Revision wegen Zuhälterei: Teilaufhebung wegen widersprüchlicher Ergänzung
- Gericht
- BGH
- Spruchkörper
- 2. Strafsenat
- Aktenzeichen
- 2 StR 558/83
- Datum
- 25.01.1984
- Rechtsgebiet
- Strafrecht
Abstrakte Rechtssätze
Die Revision ist zu verwerfen, wenn das Revisionsgericht keinen Rechtsfehler zum Nachteil des Angeklagten feststellt (§ 349 Abs. 2 StPO).
Ein Ergänzungsbeschluss zu den Urteilsgründen muss eindeutig bezeichnet sein und in sich sowie mit dem Urteil inhaltlich konsistent bleiben.
Führen Urteilsgründe und Ergänzungsbeschluss zu widersprüchlichen Feststellungen oder unterschiedlichen Strafzumessungen, ist der Strafausspruch aufzuheben und die Sache zur neuen Verhandlung und Entscheidung zurückzuverweisen.
Bleiben Einwände der Revision auf die Strafzumessung beschränkt und ist der Schuldspruch materiell nicht fehlerhaft, kann der Schuldspruch bestehen bleiben, während der Strafausspruch zu überprüfen ist.
Vorinstanzen
Landgericht Marburg, 5. Mai 1983
Rubrum
BUNDESGERICHTSHOF BESCHLUSS
2 StR 558/83
in der Strafsache gegen
1. ██ Rainer aus ███████, dort geboren am ██ 1951, ███
2. Hans aus █████████, geboren am ████ in ███
wegen Zuhälterei u. a.
Der 2. Strafsenat des Bundesgerichtshofs hat am 25. Januar 1984 gemäß § 349 Abs. 2 bis 4 StPO
Tenor
1. Die Revision des Angeklagten GD gegen das Urteil des Landgerichts Marburg vom 5. Mai 1983 wird verworfen. Der Beschwerdeführer hat die Kosten seines Rechtsmittels zu tragen.
2. Auf die Revision des Angeklagten PC wird das vorbezeichnete Urteil, soweit es ihn betrifft, im Strafausspruch mit den zugehörigen Feststellungen aufgehoben. In diesem Umfang wird die Sache zu neuer Verhandlung und Entscheidung, auch über die Kosten des Rechtsmittels, an eine andere Strafkammer des Landgerichts zurückverwiesen. Die weitergehende Revision wird verworfen.
Gründe
Die Überprüfung des Urteils hat keinen Rechtsfehler zum Nachteil des Angeklagten GD ergeben, sein Rechtsmittel ist im Sinne von § 349 Abs. 2 StPO unbegründet.

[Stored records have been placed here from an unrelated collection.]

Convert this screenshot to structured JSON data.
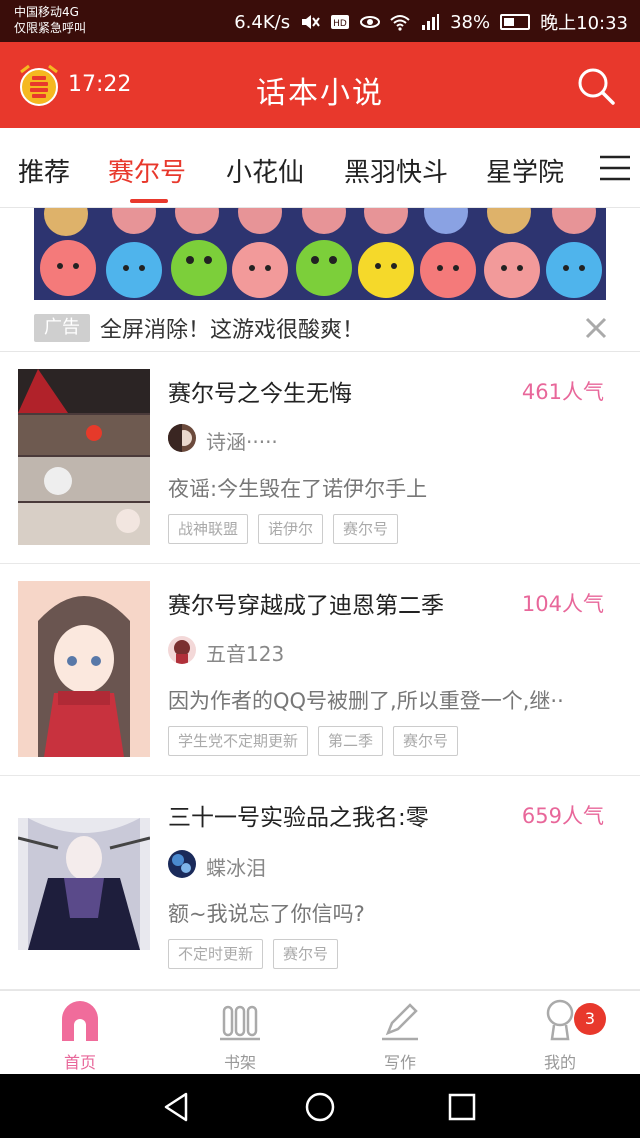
{
  "status_bar": {
    "carrier_line1": "中国移动4G",
    "carrier_line2": "仅限紧急呼叫",
    "net_speed": "6.4K/s",
    "battery": "38%",
    "time": "晚上10:33"
  },
  "header": {
    "timer": "17:22",
    "title": "话本小说",
    "bg_color": "#e8382c"
  },
  "tabs": [
    {
      "label": "推荐",
      "active": false
    },
    {
      "label": "赛尔号",
      "active": true
    },
    {
      "label": "小花仙",
      "active": false
    },
    {
      "label": "黑羽快斗",
      "active": false
    },
    {
      "label": "星学院",
      "active": false
    }
  ],
  "ad": {
    "badge": "广告",
    "text": "全屏消除！这游戏很酸爽！"
  },
  "books": [
    {
      "title": "赛尔号之今生无悔",
      "popularity": "461人气",
      "author": "诗涵·····",
      "description": "夜谣:今生毁在了诺伊尔手上",
      "tags": [
        "战神联盟",
        "诺伊尔",
        "赛尔号"
      ]
    },
    {
      "title": "赛尔号穿越成了迪恩第二季",
      "popularity": "104人气",
      "author": "五音123",
      "description": "因为作者的QQ号被删了,所以重登一个,继··",
      "tags": [
        "学生党不定期更新",
        "第二季",
        "赛尔号"
      ]
    },
    {
      "title": "三十一号实验品之我名:零",
      "popularity": "659人气",
      "author": "蝶冰泪",
      "description": "额~我说忘了你信吗?",
      "tags": [
        "不定时更新",
        "赛尔号"
      ]
    }
  ],
  "bottom_nav": [
    {
      "label": "首页",
      "icon": "home-icon",
      "active": true
    },
    {
      "label": "书架",
      "icon": "bookshelf-icon",
      "active": false
    },
    {
      "label": "写作",
      "icon": "pen-icon",
      "active": false
    },
    {
      "label": "我的",
      "icon": "profile-icon",
      "active": false,
      "badge": "3"
    }
  ],
  "colors": {
    "accent": "#e8382c",
    "popularity": "#e8679a"
  }
}
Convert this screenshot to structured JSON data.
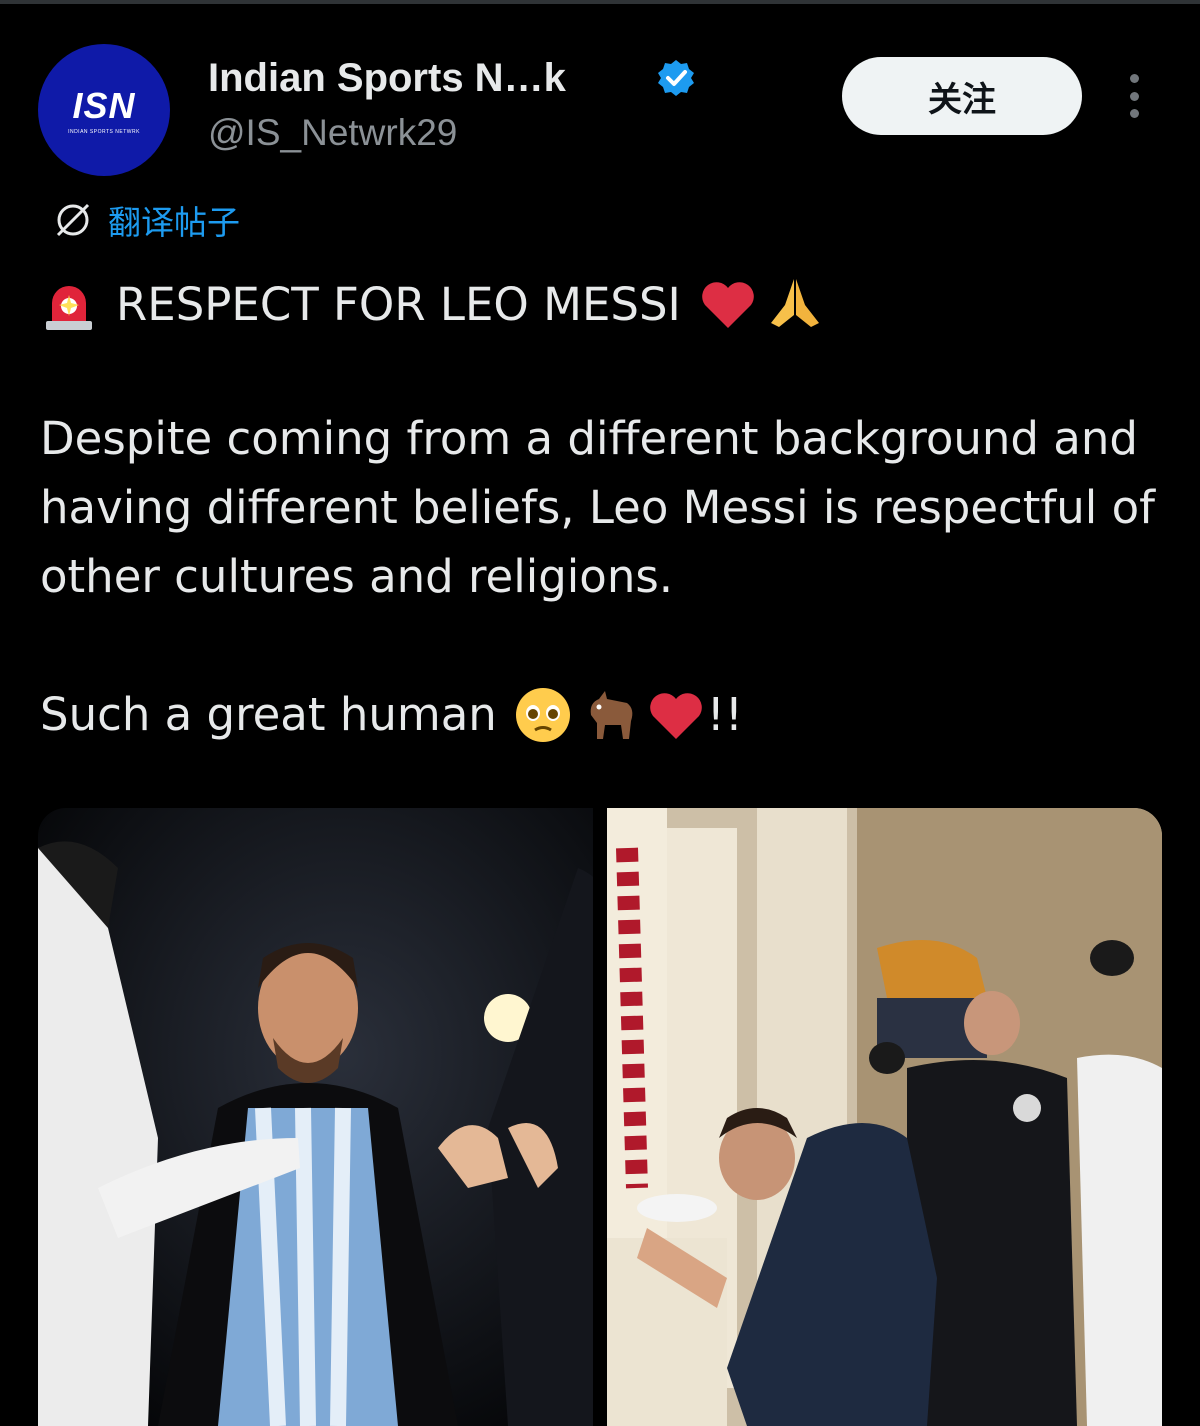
{
  "account": {
    "display_name": "Indian Sports N…k",
    "handle": "@IS_Netwrk29",
    "avatar_logo": "ISN",
    "avatar_subtext": "INDIAN SPORTS NETWRK",
    "verified": true
  },
  "follow_label": "关注",
  "translate_label": "翻译帖子",
  "post": {
    "headline": "RESPECT FOR LEO MESSI",
    "body": "Despite coming from a different background and having different beliefs, Leo Messi is respectful of other cultures and religions.",
    "closing": "Such a great human",
    "closing_suffix": "!!"
  },
  "icons": {
    "headline_lead": "siren-icon",
    "headline_trail": [
      "heart-icon",
      "praying-hands-icon"
    ],
    "closing_trail": [
      "pleading-face-icon",
      "goat-icon",
      "heart-icon"
    ]
  },
  "colors": {
    "background": "#000000",
    "text": "#e7e9ea",
    "muted": "#71767b",
    "link": "#1d9bf0",
    "verified": "#1d9bf0",
    "avatar": "#0f1aa8"
  }
}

Das gleiche gilt, soweit sich die Revision des Angeklagten PC gegen den Schuldspruch richtet. Der Strafausspruch kann hier indes nicht bestehen bleiben.
Das Landgericht hat die Urteilsgründe durch einen umfangreichen Beschluss vom 12. Oktober 1983 ergänzt. Die Ausführungen zur Strafzumessung wurden dadurch unklar und widersprüchlich. Die Ergänzung soll insoweit auf S. 18 der Urteilsgründe im Anschluss an Satz 1 des dritten Absatzes eingefügt werden. Bereits diese Bezeichnung ist unklar, denn die die Strafzumessung des Angeklagten PC betreffenden Ausführungen beginnen erst im Absatz 4.
In Satz 1 dieser Erwägungen setzt die Strafkammer gegen ihn Einzelstrafen von einem Jahr für die Zuhälterei und von neun Monaten für die versuchte Erpressung fest. Im Ergänzungsbeschluss werden für die versuchte Erpressung aber nur drei Monate Freiheitsstrafe als schuldangemessen erachtet.